Coordenado pela professora Luciene Melo, do Instituto de Ciências Atmosféricas (Icat), o Radar Meteorológico da Ufal permite observar, em tempo real, os sistemas precipitantes que atuam sobre Alagoas e parte do entorno. A estrutura é estratégica para o acompanhamento de eventos de curto prazo, para a produção de dados científicos e para o apoio a instituições que atuam com previsão, defesa civil, recursos hídricos e gestão de riscos.

Segundo Luciene, o alerta da NOAA é tecnicamente sólido e deve ser levado a sério. A agência norte-americana registrou que o índice Niño 3.4 atingiu +0,7°C na primeira semana de junho, condição que caracteriza o estabelecimento do fenômeno e, posteriormente, a persistência de temperaturas da superfície do mar no Pacífico Equatorial central e oriental pelo menos 0,5°C acima da média por vários meses consecutivos.

“A agência projeta 63% de chance de evento muito forte no trimestre novembro-dezembro-janeiro, o que o colocaria entre os episódios mais intensos desde 1950. A probabilidade de permanência do El Niño está entre 97% e 99% em todos os trimestres projetados, tornando a ocorrência praticamente certa”, explica a professora.

Fenômeno global, impactos locais

Apesar da relevância do alerta internacional, Luciene ressalta que é preciso compreender a diferença entre a formação do El Niño, que ocorre no Oceano Pacífico Equatorial, e os efeitos que podem ser sentidos em Alagoas.
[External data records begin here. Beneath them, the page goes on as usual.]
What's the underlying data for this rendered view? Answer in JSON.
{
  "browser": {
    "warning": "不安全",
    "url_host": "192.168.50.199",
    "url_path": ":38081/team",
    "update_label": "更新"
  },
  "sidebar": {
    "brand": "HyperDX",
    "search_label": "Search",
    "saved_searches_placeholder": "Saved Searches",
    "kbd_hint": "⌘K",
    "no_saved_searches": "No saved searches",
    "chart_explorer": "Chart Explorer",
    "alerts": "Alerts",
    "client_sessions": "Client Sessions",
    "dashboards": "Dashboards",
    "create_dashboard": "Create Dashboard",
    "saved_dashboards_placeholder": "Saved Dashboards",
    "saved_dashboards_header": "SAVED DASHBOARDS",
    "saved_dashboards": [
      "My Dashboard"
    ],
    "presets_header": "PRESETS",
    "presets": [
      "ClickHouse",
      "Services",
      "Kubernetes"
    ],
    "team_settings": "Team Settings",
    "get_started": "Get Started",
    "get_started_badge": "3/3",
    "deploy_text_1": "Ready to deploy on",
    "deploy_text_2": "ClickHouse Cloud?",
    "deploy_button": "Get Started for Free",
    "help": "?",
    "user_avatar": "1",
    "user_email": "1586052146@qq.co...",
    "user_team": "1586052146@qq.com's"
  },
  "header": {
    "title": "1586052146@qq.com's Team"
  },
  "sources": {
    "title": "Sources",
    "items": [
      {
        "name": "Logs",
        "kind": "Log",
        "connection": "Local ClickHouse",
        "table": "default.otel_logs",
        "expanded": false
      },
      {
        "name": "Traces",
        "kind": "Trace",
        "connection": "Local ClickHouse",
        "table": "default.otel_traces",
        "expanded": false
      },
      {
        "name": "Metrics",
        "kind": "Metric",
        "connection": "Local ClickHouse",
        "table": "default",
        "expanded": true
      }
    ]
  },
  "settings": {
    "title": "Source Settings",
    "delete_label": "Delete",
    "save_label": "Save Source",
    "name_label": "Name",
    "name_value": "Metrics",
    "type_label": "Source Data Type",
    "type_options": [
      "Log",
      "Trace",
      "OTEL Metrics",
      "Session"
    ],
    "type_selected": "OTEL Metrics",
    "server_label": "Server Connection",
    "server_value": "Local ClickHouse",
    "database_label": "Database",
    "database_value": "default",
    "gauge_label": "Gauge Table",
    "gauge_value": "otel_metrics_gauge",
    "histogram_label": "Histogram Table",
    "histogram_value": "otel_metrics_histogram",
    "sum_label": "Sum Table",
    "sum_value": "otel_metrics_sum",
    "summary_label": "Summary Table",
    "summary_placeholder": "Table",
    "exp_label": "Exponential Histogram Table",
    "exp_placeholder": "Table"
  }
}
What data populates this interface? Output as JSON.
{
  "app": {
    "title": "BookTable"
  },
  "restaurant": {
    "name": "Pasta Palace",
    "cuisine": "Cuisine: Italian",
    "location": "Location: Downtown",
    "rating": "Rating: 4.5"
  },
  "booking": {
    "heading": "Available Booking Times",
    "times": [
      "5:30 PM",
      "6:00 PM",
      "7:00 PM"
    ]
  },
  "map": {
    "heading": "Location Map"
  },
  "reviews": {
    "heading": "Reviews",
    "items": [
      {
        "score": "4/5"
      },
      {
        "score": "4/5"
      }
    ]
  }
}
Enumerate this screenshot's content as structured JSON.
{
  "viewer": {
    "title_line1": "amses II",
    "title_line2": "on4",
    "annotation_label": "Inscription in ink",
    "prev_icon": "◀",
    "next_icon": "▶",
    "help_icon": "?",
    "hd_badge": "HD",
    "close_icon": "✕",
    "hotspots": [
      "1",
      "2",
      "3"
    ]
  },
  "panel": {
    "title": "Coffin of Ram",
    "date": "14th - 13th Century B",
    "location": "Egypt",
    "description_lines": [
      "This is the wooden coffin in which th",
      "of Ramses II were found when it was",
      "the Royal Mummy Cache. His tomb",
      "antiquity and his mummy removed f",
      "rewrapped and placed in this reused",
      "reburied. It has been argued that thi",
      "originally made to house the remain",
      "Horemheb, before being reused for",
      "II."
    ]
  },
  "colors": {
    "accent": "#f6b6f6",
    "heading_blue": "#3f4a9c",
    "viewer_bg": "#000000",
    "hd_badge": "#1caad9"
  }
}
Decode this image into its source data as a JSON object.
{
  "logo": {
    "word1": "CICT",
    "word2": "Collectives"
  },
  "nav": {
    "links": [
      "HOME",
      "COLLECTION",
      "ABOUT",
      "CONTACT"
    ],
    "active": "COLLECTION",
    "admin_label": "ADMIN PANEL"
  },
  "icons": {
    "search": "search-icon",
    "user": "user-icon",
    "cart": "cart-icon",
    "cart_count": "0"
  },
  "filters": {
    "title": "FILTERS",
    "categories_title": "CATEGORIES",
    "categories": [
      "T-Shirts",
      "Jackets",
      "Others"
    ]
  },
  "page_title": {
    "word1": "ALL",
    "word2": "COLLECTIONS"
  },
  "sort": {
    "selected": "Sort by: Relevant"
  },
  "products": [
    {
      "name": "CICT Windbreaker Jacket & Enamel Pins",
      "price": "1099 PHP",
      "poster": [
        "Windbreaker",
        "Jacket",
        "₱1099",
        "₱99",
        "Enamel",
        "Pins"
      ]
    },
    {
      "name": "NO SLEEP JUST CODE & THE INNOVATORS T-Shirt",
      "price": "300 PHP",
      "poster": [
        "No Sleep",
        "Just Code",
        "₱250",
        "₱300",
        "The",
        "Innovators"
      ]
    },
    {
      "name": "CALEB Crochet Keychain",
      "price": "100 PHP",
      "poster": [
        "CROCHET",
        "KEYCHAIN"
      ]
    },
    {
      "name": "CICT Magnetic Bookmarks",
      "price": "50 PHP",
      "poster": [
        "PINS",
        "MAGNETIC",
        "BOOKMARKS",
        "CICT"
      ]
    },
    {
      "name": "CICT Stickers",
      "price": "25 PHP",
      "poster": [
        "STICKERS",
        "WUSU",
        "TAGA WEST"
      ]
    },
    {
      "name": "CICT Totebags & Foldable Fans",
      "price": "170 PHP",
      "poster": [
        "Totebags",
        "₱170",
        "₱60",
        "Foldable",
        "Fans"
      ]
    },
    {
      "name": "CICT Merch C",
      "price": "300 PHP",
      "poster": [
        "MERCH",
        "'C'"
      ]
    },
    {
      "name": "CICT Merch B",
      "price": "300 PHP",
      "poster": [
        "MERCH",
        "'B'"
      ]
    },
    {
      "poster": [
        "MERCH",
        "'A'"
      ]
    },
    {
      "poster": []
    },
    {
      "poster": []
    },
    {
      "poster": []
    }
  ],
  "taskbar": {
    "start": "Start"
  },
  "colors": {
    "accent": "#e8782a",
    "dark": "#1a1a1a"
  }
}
O fenômeno não atua diretamente sobre o Nordeste, mas por meio de um mecanismo conhecido como teleconexão atmosférica.

Na prática, o aquecimento anormal das águas do Pacífico altera os gradientes de pressão, enfraquece a Oscilação Sul e reorganiza a circulação tropical em larga escala. Ela explica qie essas mudanças podem interferir no comportamento das chuvas em diferentes regiões do planeta, mas os impactos locais dependem da interação com outros sistemas climáticos.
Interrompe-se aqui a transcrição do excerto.